Por supuesto que, en un país como Guatemala, existen diversas corrientes estéticas en todas las expresiones del arte; la literatura no es la excepción. Lo mismo sucede en cualquier parte del mundo. Con una clara diferencia. En nuestro país estas corrientes estéticas no vuelan libremente y no se les estimula a posarse en la mente ciudadana, la cual, al final de cuentas, debe ser el mejor censor de su producción.
En materia de arte, nadie tiene la potestad de hablar ni actuar por los demás, en detrimento del valor que, poco o mucho, puedan tener sus obras literarias. Todas tienen el derecho a existir y ser consumidas por el público, de acuerdo con sus particulares gustos.

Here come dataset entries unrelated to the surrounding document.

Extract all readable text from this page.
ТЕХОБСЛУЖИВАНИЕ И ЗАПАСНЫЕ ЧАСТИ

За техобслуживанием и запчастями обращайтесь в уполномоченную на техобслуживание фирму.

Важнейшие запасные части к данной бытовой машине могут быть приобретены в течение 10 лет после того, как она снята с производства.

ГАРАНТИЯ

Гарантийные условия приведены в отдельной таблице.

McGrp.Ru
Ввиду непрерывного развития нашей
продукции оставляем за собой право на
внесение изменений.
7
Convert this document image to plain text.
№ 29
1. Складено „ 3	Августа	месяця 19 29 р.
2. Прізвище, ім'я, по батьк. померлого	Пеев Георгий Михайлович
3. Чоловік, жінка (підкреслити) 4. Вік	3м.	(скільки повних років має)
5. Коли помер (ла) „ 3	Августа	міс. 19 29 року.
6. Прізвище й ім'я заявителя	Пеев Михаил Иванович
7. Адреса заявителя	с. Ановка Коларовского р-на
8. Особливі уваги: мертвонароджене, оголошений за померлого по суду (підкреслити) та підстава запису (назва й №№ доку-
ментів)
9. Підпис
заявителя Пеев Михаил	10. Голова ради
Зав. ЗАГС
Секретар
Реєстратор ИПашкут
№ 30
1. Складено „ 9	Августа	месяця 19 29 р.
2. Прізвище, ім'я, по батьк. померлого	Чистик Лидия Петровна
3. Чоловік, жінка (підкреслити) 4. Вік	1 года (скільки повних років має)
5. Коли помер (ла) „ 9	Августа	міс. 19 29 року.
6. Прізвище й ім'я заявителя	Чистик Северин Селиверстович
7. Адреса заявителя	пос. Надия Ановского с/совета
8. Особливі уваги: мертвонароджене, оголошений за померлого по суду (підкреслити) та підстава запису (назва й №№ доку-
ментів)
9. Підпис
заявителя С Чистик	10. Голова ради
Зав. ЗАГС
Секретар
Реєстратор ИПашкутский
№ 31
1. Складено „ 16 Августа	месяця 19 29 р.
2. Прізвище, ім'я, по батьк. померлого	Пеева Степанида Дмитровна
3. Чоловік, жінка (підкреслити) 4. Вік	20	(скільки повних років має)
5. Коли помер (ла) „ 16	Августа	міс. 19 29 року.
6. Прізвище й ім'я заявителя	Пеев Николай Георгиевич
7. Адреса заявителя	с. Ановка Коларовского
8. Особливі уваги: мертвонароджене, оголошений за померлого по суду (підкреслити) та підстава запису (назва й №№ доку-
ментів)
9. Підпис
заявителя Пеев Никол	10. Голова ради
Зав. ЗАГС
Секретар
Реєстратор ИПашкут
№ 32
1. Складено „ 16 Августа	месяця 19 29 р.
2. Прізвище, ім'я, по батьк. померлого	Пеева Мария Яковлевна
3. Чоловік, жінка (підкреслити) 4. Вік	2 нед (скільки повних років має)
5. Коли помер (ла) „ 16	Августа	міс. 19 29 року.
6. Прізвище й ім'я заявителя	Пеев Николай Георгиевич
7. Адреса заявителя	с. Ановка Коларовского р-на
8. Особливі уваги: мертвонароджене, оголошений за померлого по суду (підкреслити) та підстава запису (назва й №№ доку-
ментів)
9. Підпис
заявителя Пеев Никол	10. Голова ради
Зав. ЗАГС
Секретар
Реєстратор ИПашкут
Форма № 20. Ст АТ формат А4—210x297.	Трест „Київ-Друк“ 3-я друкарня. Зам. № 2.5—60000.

Uno de los presentes puso en duda la existencia de dicho canon. Lo curioso es que la mayoría extendió sobre la mesa los nombres y apellidos de sus integrantes y algunos datos concretos sobre sus actos deleznables, manipulando, incluso, resultados de jurados calificadores. Qué actitud más mezquina la de estos personajes, pensé. Con razón los certámenes de literatura y los premios nacionales han perdido su prestigio. No solo son pocos los estímulos, sino caen en manos de verdaderos lagartos del arte. Tiene tanto sentido aquella anécdota sobre los cangrejos: en un mercado, un hombre vendía cangrejos. Los tenía divididos en dos recipientes. En un recipiente sin tapadera había cangrejos en el fondo. En el otro, con tapadera, había una cantidad igual, tratando de saltar a la superficie. Por curiosidad, un sujeto le pregunta al vendedor por qué un depósito tenía tapadera y el otro no. Este con tapadera son cangrejos japoneses; si los destapo, se escapan porque se ayudan unos a otros. Este sin cubierta tiene cangrejos chapines. No hay necesidad de taparlos porque cuando alguno trata de escalar el resto se lo baja a puros jalones.
Algo así sucede con el gremio literario. El canon que existe no deja florecer las potencialidades de intelectuales que luchan a brazo partido por tener un lugar en las letras guatemaltecas. Lo mismo sucede en otros ámbitos del arte, por supuesto. No comen ni dejan comer.